I recently decided to purchase a new graphics card to replace the on-board chipset that came along with the computer I bought a couple of years ago. Now I have experience with electrical engineering. I’ve been building systems for almost 15 years. I know exactly how to do what I wanted to do, but I made a mistake. In my excitement, I forgot that I needed to order a more powerful power supply to handle the huge load of the new video card.
Before I go any further, I am an expert. I have been working with electronics pretty much since I could walk. There are many things that I know that I can’t be sure to communicate when I write an article like this, so do not try this! I will not be held responsible for any damages that happen to you, your computer or anything else should you attempt this.
With that said, I received a decent graphics card on a Thursday, and wouldn’t be receiving the power supply to handle it until the next Monday. Being as impatient as I am, I couldn’t wait. Knowing that the graphics card would pull at least 65 watts of power at full load, I was able to calculate that the power supply that came with my computer wouldn’t be able to handle the load. I just added up the maximum wattage of all of my 12V components, divided the total by 12, and compared that to the 12V amperage rating of my power supply. So my power supply would definitely burn up under the load, what could I do?
I started checking spare power supplies I had around the house. Knowing that the video card would need at least 65 watts based on its processor, I knew I needed something with more than 6A available on the 12v rail. I didn’t know for sure that the card wouldn’t pull a heck of a lot more since the specifications for the card itself only specified that it required a “400 watt power supply”. In the end I decided I’d try a 300W power supply I had laying around, and use it to just power the video card. It provides 15A on the 12V rail which should be perfect. I also happened to know that it was one of the safest power supplies of its time, providing overdraw protection and other safeties that might be useful.
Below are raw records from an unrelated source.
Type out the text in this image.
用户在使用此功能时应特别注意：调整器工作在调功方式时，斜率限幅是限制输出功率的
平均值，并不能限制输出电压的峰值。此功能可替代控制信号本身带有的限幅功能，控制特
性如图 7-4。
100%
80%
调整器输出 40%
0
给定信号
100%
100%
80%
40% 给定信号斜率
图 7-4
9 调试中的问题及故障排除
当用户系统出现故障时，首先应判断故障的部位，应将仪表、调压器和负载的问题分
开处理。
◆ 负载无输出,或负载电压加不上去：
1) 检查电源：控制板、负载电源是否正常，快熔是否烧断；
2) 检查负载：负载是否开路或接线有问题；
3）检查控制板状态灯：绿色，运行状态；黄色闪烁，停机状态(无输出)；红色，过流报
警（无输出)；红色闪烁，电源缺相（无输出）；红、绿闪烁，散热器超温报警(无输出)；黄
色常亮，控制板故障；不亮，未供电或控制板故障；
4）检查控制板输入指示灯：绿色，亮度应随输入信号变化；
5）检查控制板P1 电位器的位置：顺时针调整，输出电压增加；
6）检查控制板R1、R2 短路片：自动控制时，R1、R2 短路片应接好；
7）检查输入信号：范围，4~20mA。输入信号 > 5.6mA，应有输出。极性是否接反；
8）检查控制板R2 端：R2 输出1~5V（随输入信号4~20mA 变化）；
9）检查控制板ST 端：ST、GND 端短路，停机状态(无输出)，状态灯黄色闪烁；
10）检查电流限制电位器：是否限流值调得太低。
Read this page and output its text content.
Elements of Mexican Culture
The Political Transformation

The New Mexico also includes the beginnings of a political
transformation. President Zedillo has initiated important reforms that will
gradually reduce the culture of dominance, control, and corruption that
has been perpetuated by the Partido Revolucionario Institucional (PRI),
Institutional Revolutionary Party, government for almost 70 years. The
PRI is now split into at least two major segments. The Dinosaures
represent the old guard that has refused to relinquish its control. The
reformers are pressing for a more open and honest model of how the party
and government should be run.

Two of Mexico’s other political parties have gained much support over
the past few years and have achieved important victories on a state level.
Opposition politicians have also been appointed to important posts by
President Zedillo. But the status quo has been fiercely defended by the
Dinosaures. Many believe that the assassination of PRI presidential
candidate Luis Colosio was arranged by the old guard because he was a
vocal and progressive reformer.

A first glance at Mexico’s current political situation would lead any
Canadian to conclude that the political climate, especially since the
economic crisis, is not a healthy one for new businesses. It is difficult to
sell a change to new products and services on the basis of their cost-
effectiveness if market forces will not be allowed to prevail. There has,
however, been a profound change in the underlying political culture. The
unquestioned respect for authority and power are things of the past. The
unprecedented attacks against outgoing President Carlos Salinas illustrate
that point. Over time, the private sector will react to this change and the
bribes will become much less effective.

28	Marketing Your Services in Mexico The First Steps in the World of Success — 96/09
At this point I had to make a temporary modification in order to make the power supply work. Every ATX power supply has a 20 or 24 pin connector which connects to the motherboard. Within this connector is a pin, leading to a green wire, that disables the power supply when the circuit to ground is open. In order for the power supply to work, this circuit has to be closed. Usually this is done on the motherboard, however, the motherboard only has one plug. How was I going to make this work with two power supplies. Well, I had two choices. I could either run a jumper from the green wire to a black wire, or, run a jumper from the green wire on one plug, to the green wire on the other, and from a black wire to a black wire on the other. I chose to just jump the green and black together on the secondary power supply since I was only going to be using this for a couple days.
There is a disadvantage to the way I jumped the connectors. Before I can start up my system, I have to power on my secondary power supply. Had I bridged the two connectors together, both would have been powered by the power button.
And so I hooked it all up like this, hooked up the power wires to the graphics card, and got ready to start the system up. I powered up the secondary power supply, hooked to my graphics card first. Next I powered up the system. After it had started, I started feeling the secondary power supply and the air it was exhaling. As I expected, it was staying cooler than the air from the primary power supply. Had the air coming out of the power supply been hot, I would have shut down the experiment and waited for the new power supply to arrive. Instead I continued to monitor the temperature and continued to find that the system was working fine.
Three days later, it is still functioning fine. This is only because the maximum draw of the card is well below what my secondary power supply can handle. This also raises a difficult and somewhat disconcerting question. Why didn’t my video card manufacturer provide more information about the power requirements of my card? In order to find a sufficient power supply it is important to know the maximum current draws at each voltage. Exceeding them at any voltage can be disastrous. Newer atx12v power supplies focus the 12v rail, providing the most power where it is needed, however older ATX power supplies didn’t. I could conceivably have a 400 or 500w ATX power supply that wouldn’t handle it. I could also have drives and other devices drawing power from the 12V rail, and not have enough left for the video card. It’s important to understand how much power (W) and current (A) each rail is capable of as well as which devices use which to properly plan a modification like this. Especially when the modification requires more power than anything else.